Judge lowers bond for man accused of dragging police officer


A man accused of dragging a police officer with his car during a traffic stop in Texarkana, Texas, in May was in court Friday asking for lower bail.

Jaroy Simpson, 25, pleaded not guilty Wednesday to four felonies including theft of a firearm, evading arrest or detention in a vehicle, possession of a controlled substance under one gram and aggravated assault on a public servant. His lawyer, Darren Anderson of Texarkana, filed a motion asking that Simpson’s bail on the felonies be reduced and 102nd District Judge Bobby Lockhart held a hearing Friday to address the motion.

Bail on the firearm charge is set at $15,000. Bail on the possession and evading charges is set at $20,000 on each count and bail on the assault charge was initially set at $150,000.

Anderson told the court Friday that Simpson is a veteran who served in the Marine Corps and is suffering from Post Traumatic Stress Disorder and an anxiety disorder. Anderson said that continued incarceration may not only negatively impact Simpson’s benefits from the Veteran’s Administration but could cause his existing psychological conditions to worsen.

Anderson said Simpson’s personal finances are managed by an administrator at the V.A. and said the administrator was surprised to learn of Simpson’s arrest because he is never a problem at the V.A.

Assistant District Attorney Kelley Crisp argued against lowering Simpson’s bail.

“The V.A. may not be having any trouble with him but we are and so is the Texarkana, Texas, Police Department,” Crisp said. “If he has some sort of mental condition that he cannot control and puts lives at risk he needs to be incarcerated where he can’t put others in danger.”

Crisp went on to point out that Simpson was allegedly under the influence at the time of the arrest, that he evaded arrest, that he had weapons in his car and that he injured TTPD Officer Austin Butts. Lockhart said he was reluctant to make dramatic adjustments to Simpson’s bail amounts.

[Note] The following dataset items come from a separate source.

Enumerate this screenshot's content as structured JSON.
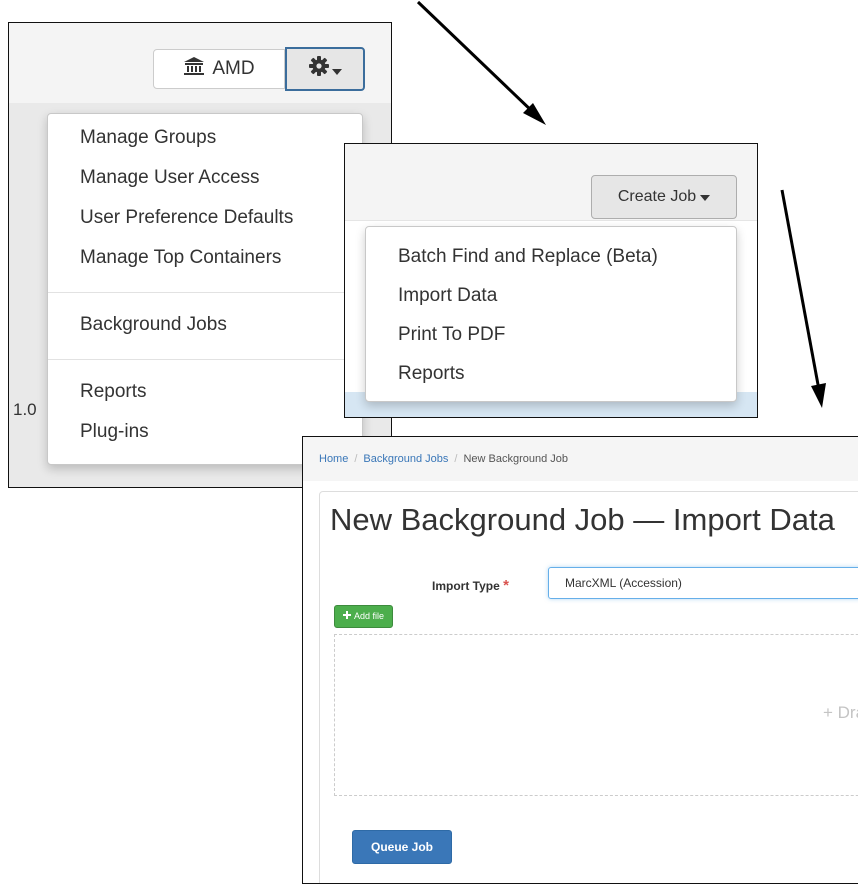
{
  "panel1": {
    "repo_button_label": "AMD",
    "repo_icon": "bank-icon",
    "gear_icon": "gear-icon",
    "side_text": "1.0",
    "menu_group1": [
      "Manage Groups",
      "Manage User Access",
      "User Preference Defaults",
      "Manage Top Containers"
    ],
    "menu_group2": [
      "Background Jobs"
    ],
    "menu_group3": [
      "Reports",
      "Plug-ins"
    ]
  },
  "panel2": {
    "create_job_label": "Create Job",
    "menu_items": [
      "Batch Find and Replace (Beta)",
      "Import Data",
      "Print To PDF",
      "Reports"
    ]
  },
  "panel3": {
    "breadcrumb": {
      "home": "Home",
      "jobs": "Background Jobs",
      "current": "New Background Job",
      "divider": "/"
    },
    "title": "New Background Job — Import Data",
    "import_type_label": "Import Type",
    "required_mark": "*",
    "import_type_value": "MarcXML (Accession)",
    "add_file_label": "Add file",
    "drop_text": "+ Drag a",
    "queue_button_label": "Queue Job"
  },
  "colors": {
    "link": "#3a77b8",
    "success": "#4cae4c",
    "primary": "#3a77b8",
    "required": "#d9534f"
  }
}
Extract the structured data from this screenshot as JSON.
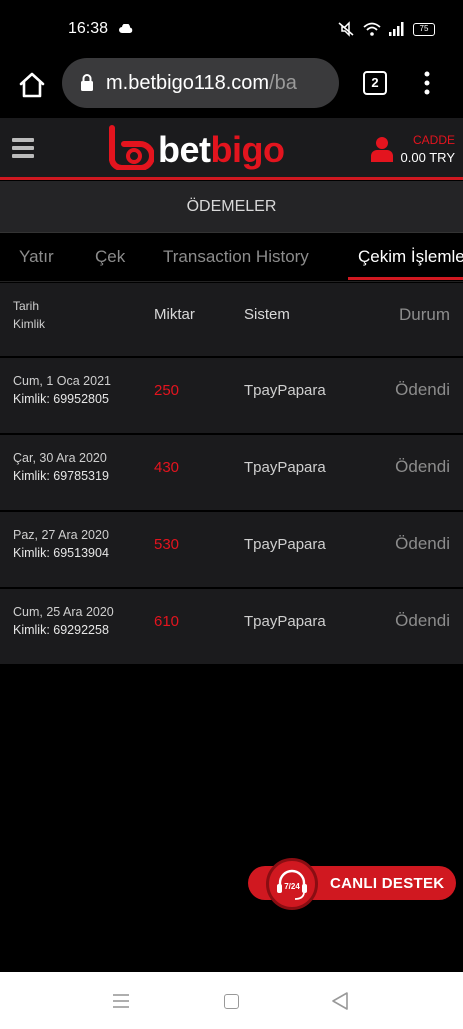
{
  "status_bar": {
    "time": "16:38",
    "battery": "75"
  },
  "browser": {
    "url_host": "m.betbigo118.com",
    "url_path": "/ba",
    "tab_count": "2"
  },
  "header": {
    "logo_bet": "bet",
    "logo_bigo": "bigo",
    "username": "CADDE",
    "balance": "0.00 TRY",
    "brand_color": "#e3141e"
  },
  "section_title": "ÖDEMELER",
  "tabs": [
    {
      "label": "Yatır"
    },
    {
      "label": "Çek"
    },
    {
      "label": "Transaction History"
    },
    {
      "label": "Çekim İşlemle"
    }
  ],
  "table": {
    "headers": {
      "date": "Tarih",
      "id": "Kimlik",
      "amount": "Miktar",
      "system": "Sistem",
      "status": "Durum"
    },
    "rows": [
      {
        "date": "Cum, 1 Oca 2021",
        "id": "Kimlik: 69952805",
        "amount": "250",
        "system": "TpayPapara",
        "status": "Ödendi"
      },
      {
        "date": "Çar, 30 Ara 2020",
        "id": "Kimlik: 69785319",
        "amount": "430",
        "system": "TpayPapara",
        "status": "Ödendi"
      },
      {
        "date": "Paz, 27 Ara 2020",
        "id": "Kimlik: 69513904",
        "amount": "530",
        "system": "TpayPapara",
        "status": "Ödendi"
      },
      {
        "date": "Cum, 25 Ara 2020",
        "id": "Kimlik: 69292258",
        "amount": "610",
        "system": "TpayPapara",
        "status": "Ödendi"
      }
    ]
  },
  "live_support": {
    "badge": "7/24",
    "label": "CANLI DESTEK"
  },
  "icons": [
    "cloud-icon",
    "mute-icon",
    "wifi-icon",
    "signal-icon",
    "battery-icon",
    "home-icon",
    "lock-icon",
    "tabs-icon",
    "more-icon",
    "menu-icon",
    "user-icon",
    "headset-icon",
    "recents-icon",
    "nav-home-icon",
    "back-icon"
  ]
}
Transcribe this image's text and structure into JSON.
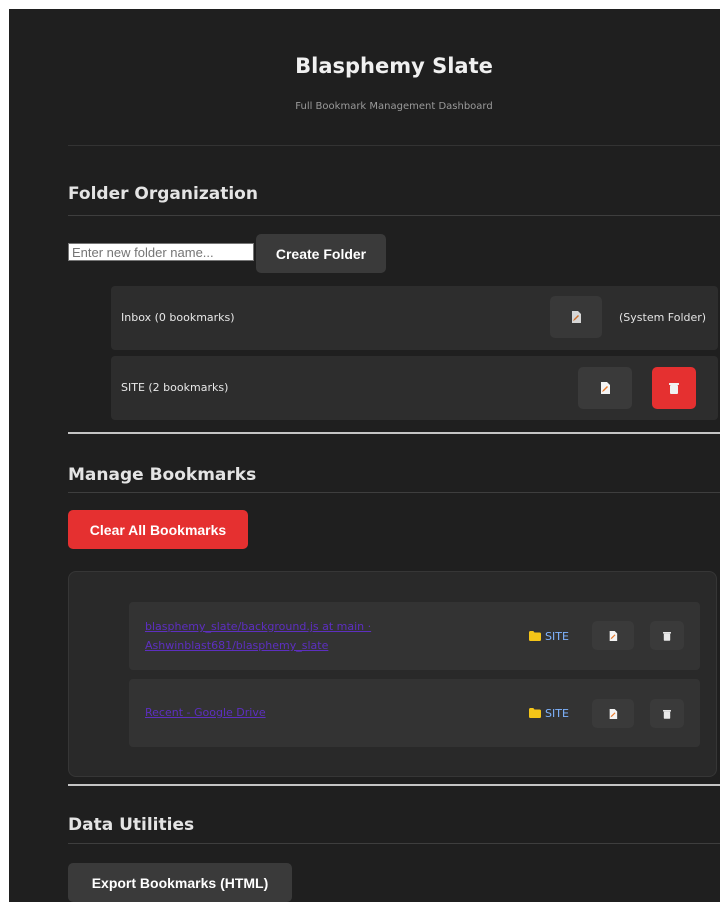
{
  "header": {
    "title": "Blasphemy Slate",
    "subtitle": "Full Bookmark Management Dashboard"
  },
  "folders_section": {
    "title": "Folder Organization",
    "input_placeholder": "Enter new folder name...",
    "create_label": "Create Folder",
    "folders": [
      {
        "label": "Inbox (0 bookmarks)",
        "note": "(System Folder)",
        "edit_icon": "edit-icon"
      },
      {
        "label": "SITE (2 bookmarks)",
        "edit_icon": "edit-icon",
        "delete_icon": "trash-icon"
      }
    ]
  },
  "bookmarks_section": {
    "title": "Manage Bookmarks",
    "clear_label": "Clear All Bookmarks",
    "bookmarks": [
      {
        "line1": "blasphemy_slate/background.js at main ·",
        "line2": "Ashwinblast681/blasphemy_slate",
        "folder": "SITE"
      },
      {
        "line1": "Recent - Google Drive",
        "folder": "SITE"
      }
    ]
  },
  "utilities_section": {
    "title": "Data Utilities",
    "export_label": "Export Bookmarks (HTML)"
  },
  "colors": {
    "background": "#1f1f1f",
    "panel": "#2d2d2d",
    "danger": "#e53030",
    "link": "#5d2fc0",
    "folder_tag": "#7fb4ff",
    "folder_icon": "#f5c518"
  }
}
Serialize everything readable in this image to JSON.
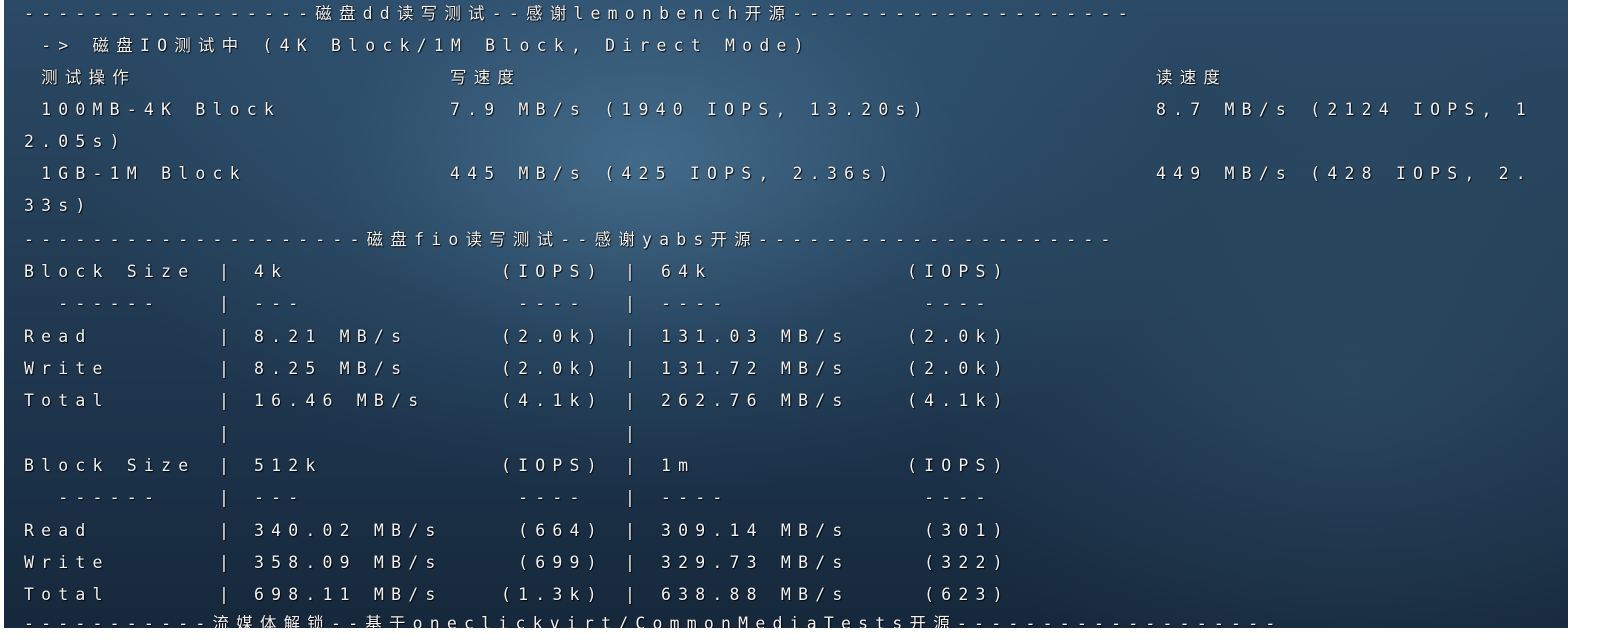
{
  "dd_section": {
    "header": "-----------------磁盘dd读写测试--感谢lemonbench开源--------------------",
    "subtitle": " -> 磁盘IO测试中 (4K Block/1M Block, Direct Mode)",
    "columns": {
      "op": " 测试操作",
      "write": "写速度",
      "read": "读速度"
    },
    "rows": [
      {
        "op": " 100MB-4K Block",
        "write": "7.9 MB/s (1940 IOPS, 13.20s)",
        "read": "8.7 MB/s (2124 IOPS, 1",
        "wrap": "2.05s)"
      },
      {
        "op": " 1GB-1M Block",
        "write": "445 MB/s (425 IOPS, 2.36s)",
        "read": "449 MB/s (428 IOPS, 2.",
        "wrap": "33s)"
      }
    ]
  },
  "fio_section": {
    "header": "--------------------磁盘fio读写测试--感谢yabs开源---------------------",
    "table1": [
      {
        "label": "Block Size",
        "v1": "4k",
        "i1": "(IOPS)",
        "v2": "64k",
        "i2": "(IOPS)"
      },
      {
        "label": "  ------",
        "v1": "---",
        "i1": " ----",
        "v2": "----",
        "i2": " ----"
      },
      {
        "label": "Read",
        "v1": "8.21 MB/s",
        "i1": "(2.0k)",
        "v2": "131.03 MB/s",
        "i2": "(2.0k)"
      },
      {
        "label": "Write",
        "v1": "8.25 MB/s",
        "i1": "(2.0k)",
        "v2": "131.72 MB/s",
        "i2": "(2.0k)"
      },
      {
        "label": "Total",
        "v1": "16.46 MB/s",
        "i1": "(4.1k)",
        "v2": "262.76 MB/s",
        "i2": "(4.1k)"
      }
    ],
    "table2": [
      {
        "label": "Block Size",
        "v1": "512k",
        "i1": "(IOPS)",
        "v2": "1m",
        "i2": "(IOPS)"
      },
      {
        "label": "  ------",
        "v1": "---",
        "i1": " ----",
        "v2": "----",
        "i2": " ----"
      },
      {
        "label": "Read",
        "v1": "340.02 MB/s",
        "i1": " (664)",
        "v2": "309.14 MB/s",
        "i2": " (301)"
      },
      {
        "label": "Write",
        "v1": "358.09 MB/s",
        "i1": " (699)",
        "v2": "329.73 MB/s",
        "i2": " (322)"
      },
      {
        "label": "Total",
        "v1": "698.11 MB/s",
        "i1": "(1.3k)",
        "v2": "638.88 MB/s",
        "i2": " (623)"
      }
    ],
    "separator": "|"
  },
  "next_header": "-----------流媒体解锁--基于oneclickvirt/CommonMediaTests开源-------------------"
}
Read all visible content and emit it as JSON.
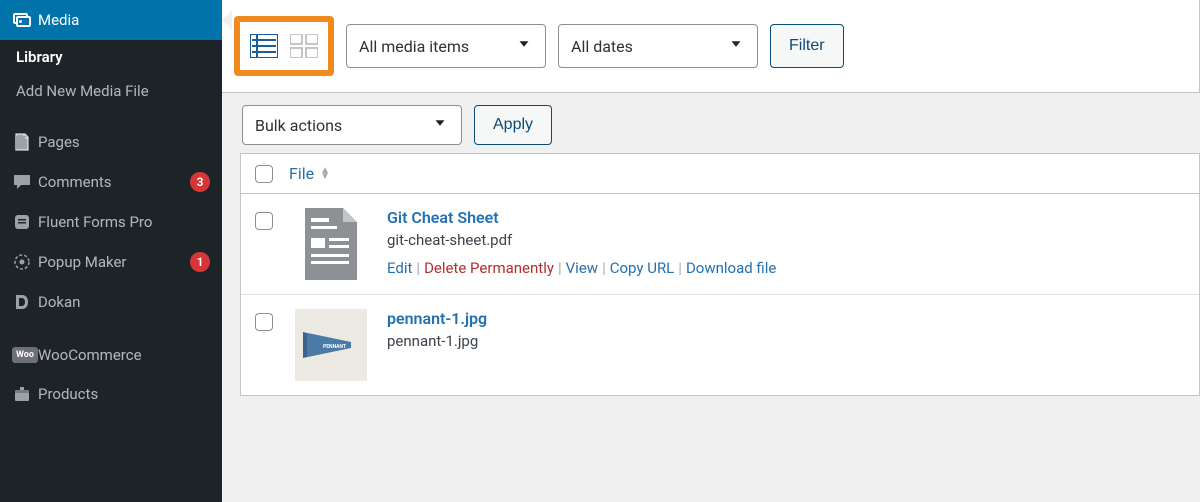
{
  "sidebar": {
    "active_label": "Media",
    "sub": [
      {
        "label": "Library",
        "current": true
      },
      {
        "label": "Add New Media File",
        "current": false
      }
    ],
    "items": [
      {
        "label": "Pages",
        "icon": "pages",
        "badge": null
      },
      {
        "label": "Comments",
        "icon": "comment",
        "badge": "3"
      },
      {
        "label": "Fluent Forms Pro",
        "icon": "form",
        "badge": null
      },
      {
        "label": "Popup Maker",
        "icon": "popup",
        "badge": "1"
      },
      {
        "label": "Dokan",
        "icon": "dokan",
        "badge": null
      },
      {
        "label": "WooCommerce",
        "icon": "woo",
        "badge": null,
        "spacer_before": true
      },
      {
        "label": "Products",
        "icon": "products",
        "badge": null
      }
    ]
  },
  "toolbar": {
    "media_filter": "All media items",
    "date_filter": "All dates",
    "filter_btn": "Filter"
  },
  "bulkbar": {
    "select_label": "Bulk actions",
    "apply": "Apply"
  },
  "table": {
    "col_file": "File",
    "rows": [
      {
        "title": "Git Cheat Sheet",
        "filename": "git-cheat-sheet.pdf",
        "thumb": "doc",
        "actions": [
          "Edit",
          "Delete Permanently",
          "View",
          "Copy URL",
          "Download file"
        ]
      },
      {
        "title": "pennant-1.jpg",
        "filename": "pennant-1.jpg",
        "thumb": "img",
        "actions": []
      }
    ]
  }
}
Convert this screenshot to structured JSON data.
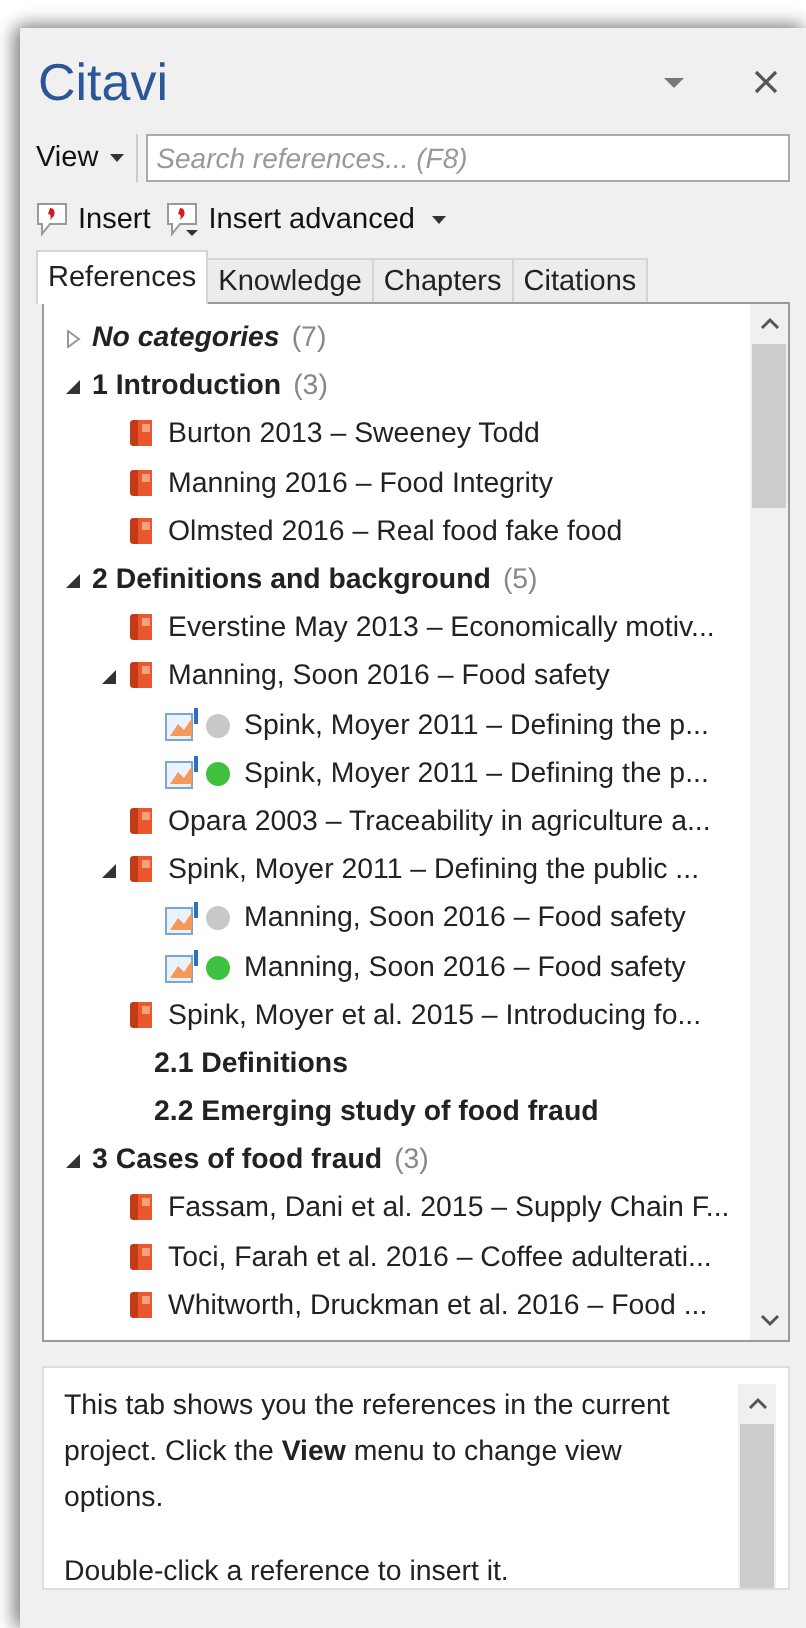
{
  "window": {
    "title": "Citavi"
  },
  "toolbar": {
    "view_menu": "View",
    "search": {
      "placeholder": "Search references... (F8)"
    }
  },
  "actions": [
    {
      "label": "Insert",
      "dropdown": false
    },
    {
      "label": "Insert advanced",
      "dropdown": true
    }
  ],
  "tabs": [
    {
      "label": "References",
      "selected": true
    },
    {
      "label": "Knowledge",
      "selected": false
    },
    {
      "label": "Chapters",
      "selected": false
    },
    {
      "label": "Citations",
      "selected": false
    }
  ],
  "tree": [
    {
      "kind": "virtual",
      "label": "No categories",
      "count": "(7)",
      "expanded": false
    },
    {
      "kind": "category",
      "label": "1 Introduction",
      "count": "(3)",
      "expanded": true,
      "children": [
        {
          "kind": "reference",
          "label": "Burton 2013 – Sweeney Todd"
        },
        {
          "kind": "reference",
          "label": "Manning 2016 – Food Integrity"
        },
        {
          "kind": "reference",
          "label": "Olmsted 2016 – Real food fake food"
        }
      ]
    },
    {
      "kind": "category",
      "label": "2 Definitions and background",
      "count": "(5)",
      "expanded": true,
      "children": [
        {
          "kind": "reference",
          "label": "Everstine May 2013 – Economically motiv..."
        },
        {
          "kind": "reference",
          "label": "Manning, Soon 2016 – Food safety",
          "expanded": true,
          "children": [
            {
              "kind": "citation",
              "label": "Spink, Moyer 2011 – Defining the p...",
              "color": "#c8c8c8"
            },
            {
              "kind": "citation",
              "label": "Spink, Moyer 2011 – Defining the p...",
              "color": "#3fc03f"
            }
          ]
        },
        {
          "kind": "reference",
          "label": "Opara 2003 – Traceability in agriculture a..."
        },
        {
          "kind": "reference",
          "label": "Spink, Moyer 2011 – Defining the public ...",
          "expanded": true,
          "children": [
            {
              "kind": "citation",
              "label": "Manning, Soon 2016 – Food safety",
              "color": "#c8c8c8"
            },
            {
              "kind": "citation",
              "label": "Manning, Soon 2016 – Food safety",
              "color": "#3fc03f"
            }
          ]
        },
        {
          "kind": "reference",
          "label": "Spink, Moyer et al. 2015 – Introducing fo..."
        },
        {
          "kind": "category",
          "label": "2.1 Definitions"
        },
        {
          "kind": "category",
          "label": "2.2 Emerging study of food fraud"
        }
      ]
    },
    {
      "kind": "category",
      "label": "3 Cases of food fraud",
      "count": "(3)",
      "expanded": true,
      "children": [
        {
          "kind": "reference",
          "label": "Fassam, Dani et al. 2015 – Supply Chain F..."
        },
        {
          "kind": "reference",
          "label": "Toci, Farah et al. 2016 – Coffee adulterati..."
        },
        {
          "kind": "reference",
          "label": "Whitworth, Druckman et al. 2016 – Food ..."
        }
      ]
    }
  ],
  "help": [
    "This tab shows you the references in the current project. Click the **View** menu to change view options.",
    "Double-click a reference to insert it."
  ]
}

However, Lockhart did agree to allow Simpson to utilize the Bowie County personal recognizance bond program on three of the four felonies. That means Simpson could make bond by paying three percent of the bail amounts rather than 10 percent as is required by commercial bail bonding companies. Lockhart added that the PR bond program requires frequent drug and alcohol testing.

Lockhart declined to allow Simpson to use the PR program to make bond on the aggravated assault charge though he did agree to reduce the bail from $150,000 to $100,000. Lockhart ordered that Simpson will wear a GPS monitor if he is released.

Simpson was pulled over shortly after midnight in the 1500 block of West Seventh Street for an alleged traffic violation, according to a probable cause affidavit. Officers smelled an odor of fresh marijuana coming from the car and ordered Simpson to step out, which he did.

As Officer Colten Johnson was attempting to handcuff Simpson, Simpson allegedly jumped back into his Chevy Malibu as Johnson and Butts attempted to stop him. Johnson was allegedly able to get free of the car as Simpson put it into gear and accelerated but Butts was dragged for some distance.

Simpson drove away but was found a short time later at his mother’s home on West Fifth Street. Simpson was discovered hiding behind the house. Inside the Malibu, officers allegedly recovered marijuana, some suspected Ecstasy pills, a fully loaded 9 mm handgun which had been reported stolen out of Texarkana, Ark., ammunition and an assault-style rifle wrapped in a shirt.

Simpson faces six months to two years in a state jail if convicted of theft of a firearm. Both the evading and drug possession charge are punishable by two to 10 years in prison and a fine up to $10,000. If convicted of assaulting Officer Butts, Simpson faces five to 99 years or life in prison.